Tak jak wcześniej wspomniałam, lakiery to ChiodoPRO. Energetyczna pomaranczka w ciut neonowym odcieniu oraz zgaszony, jasny, nieco popielaty brąz. Połączenie bardzo nieoczywiste, ale lubię takie dziwne duety :p Oba lakiery są genialnie napigmentowane i kryją po dwóch cieniutkich warstwach.



Na serdecznych paznokciach coś, czego dawno nie robiłam, czyli proste grochy robione w niekonwencjonalny sposób bo dziurkaczem, przynajmniej te mniejsze.

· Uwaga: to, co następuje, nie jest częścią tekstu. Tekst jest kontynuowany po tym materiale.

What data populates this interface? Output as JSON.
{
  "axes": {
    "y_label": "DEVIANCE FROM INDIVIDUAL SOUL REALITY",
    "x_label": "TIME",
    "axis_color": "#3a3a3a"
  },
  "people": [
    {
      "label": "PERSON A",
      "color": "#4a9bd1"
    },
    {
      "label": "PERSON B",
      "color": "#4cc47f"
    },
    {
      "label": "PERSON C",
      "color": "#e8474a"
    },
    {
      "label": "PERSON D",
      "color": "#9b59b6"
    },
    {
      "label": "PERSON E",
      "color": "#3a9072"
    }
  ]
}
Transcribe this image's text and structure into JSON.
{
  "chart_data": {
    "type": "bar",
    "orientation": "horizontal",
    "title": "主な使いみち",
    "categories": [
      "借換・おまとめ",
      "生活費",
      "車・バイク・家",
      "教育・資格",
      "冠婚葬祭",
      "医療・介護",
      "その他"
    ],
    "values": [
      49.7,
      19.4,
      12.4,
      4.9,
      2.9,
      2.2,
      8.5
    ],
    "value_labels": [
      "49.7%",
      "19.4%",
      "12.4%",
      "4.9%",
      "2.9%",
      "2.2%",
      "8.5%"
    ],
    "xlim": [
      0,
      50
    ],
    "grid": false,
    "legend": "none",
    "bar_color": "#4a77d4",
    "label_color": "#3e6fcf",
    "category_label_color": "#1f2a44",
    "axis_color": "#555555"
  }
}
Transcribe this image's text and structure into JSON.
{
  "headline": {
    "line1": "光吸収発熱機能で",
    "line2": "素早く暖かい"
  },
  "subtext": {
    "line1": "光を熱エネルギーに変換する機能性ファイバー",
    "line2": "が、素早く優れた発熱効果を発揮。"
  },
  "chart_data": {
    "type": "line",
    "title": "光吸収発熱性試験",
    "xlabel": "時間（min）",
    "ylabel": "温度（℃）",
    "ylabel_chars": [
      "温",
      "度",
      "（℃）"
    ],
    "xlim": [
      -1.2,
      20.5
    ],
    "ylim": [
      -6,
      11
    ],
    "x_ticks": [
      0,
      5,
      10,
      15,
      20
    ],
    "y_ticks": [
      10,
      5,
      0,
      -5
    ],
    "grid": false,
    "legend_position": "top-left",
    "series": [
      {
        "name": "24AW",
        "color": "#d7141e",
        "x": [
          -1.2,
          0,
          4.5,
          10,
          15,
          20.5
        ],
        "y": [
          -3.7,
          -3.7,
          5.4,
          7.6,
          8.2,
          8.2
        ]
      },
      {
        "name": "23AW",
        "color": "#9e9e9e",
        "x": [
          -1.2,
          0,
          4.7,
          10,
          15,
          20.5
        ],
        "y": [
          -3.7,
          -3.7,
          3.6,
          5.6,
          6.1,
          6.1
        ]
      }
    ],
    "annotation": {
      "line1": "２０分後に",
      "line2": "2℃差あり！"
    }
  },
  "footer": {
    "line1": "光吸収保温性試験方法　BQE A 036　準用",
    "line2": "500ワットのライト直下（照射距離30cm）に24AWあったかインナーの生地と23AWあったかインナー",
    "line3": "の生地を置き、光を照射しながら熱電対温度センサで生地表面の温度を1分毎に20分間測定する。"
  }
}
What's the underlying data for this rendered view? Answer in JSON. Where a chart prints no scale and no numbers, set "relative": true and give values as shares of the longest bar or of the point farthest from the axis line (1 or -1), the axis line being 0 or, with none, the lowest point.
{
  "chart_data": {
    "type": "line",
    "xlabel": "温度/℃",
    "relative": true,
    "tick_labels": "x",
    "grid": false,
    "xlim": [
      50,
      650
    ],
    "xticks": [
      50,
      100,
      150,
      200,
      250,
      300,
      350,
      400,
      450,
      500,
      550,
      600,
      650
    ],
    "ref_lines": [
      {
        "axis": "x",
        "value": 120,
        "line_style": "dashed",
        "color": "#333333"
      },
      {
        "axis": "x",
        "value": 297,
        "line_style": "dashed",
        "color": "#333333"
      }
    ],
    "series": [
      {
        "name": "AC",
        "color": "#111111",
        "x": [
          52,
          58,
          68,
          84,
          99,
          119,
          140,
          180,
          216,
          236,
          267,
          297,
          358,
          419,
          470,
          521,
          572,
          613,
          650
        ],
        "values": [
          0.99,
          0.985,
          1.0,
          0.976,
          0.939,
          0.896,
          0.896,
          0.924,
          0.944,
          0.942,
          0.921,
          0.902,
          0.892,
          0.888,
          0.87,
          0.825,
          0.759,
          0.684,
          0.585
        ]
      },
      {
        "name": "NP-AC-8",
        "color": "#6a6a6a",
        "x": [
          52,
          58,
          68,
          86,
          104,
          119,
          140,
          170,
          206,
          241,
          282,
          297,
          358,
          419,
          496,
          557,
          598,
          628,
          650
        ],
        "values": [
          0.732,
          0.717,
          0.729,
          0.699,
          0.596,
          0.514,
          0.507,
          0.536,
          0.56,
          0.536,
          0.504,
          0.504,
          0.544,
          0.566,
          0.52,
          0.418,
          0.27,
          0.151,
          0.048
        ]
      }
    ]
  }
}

W taki sposób można tworzyć grochy w różnych kolorach a nawet holo, kameleony, kocie oczka itp.itd. ;) W sieci dostępne są tez dziurkacze robiące motylki, kwiatuszki i inne kształty :) 


Jak? Pomalowałam stempel lakierem – dwie warstwy. Po zupełnym wyschnięciu zdjęłam płat lakieru ze stempla i podziurkowałam dziurkaczem. Takie groszki przyklejałam na kropelkę topu na paznokciu i pokryłam matowym topem.


Większe kółka to już szablony – również robione na stemplu i przenoszone na paznokieć.

 
Dla przypomnienia, powiem Wam ciut o tym jak robię gradient. Może komuś się przyd
a ;)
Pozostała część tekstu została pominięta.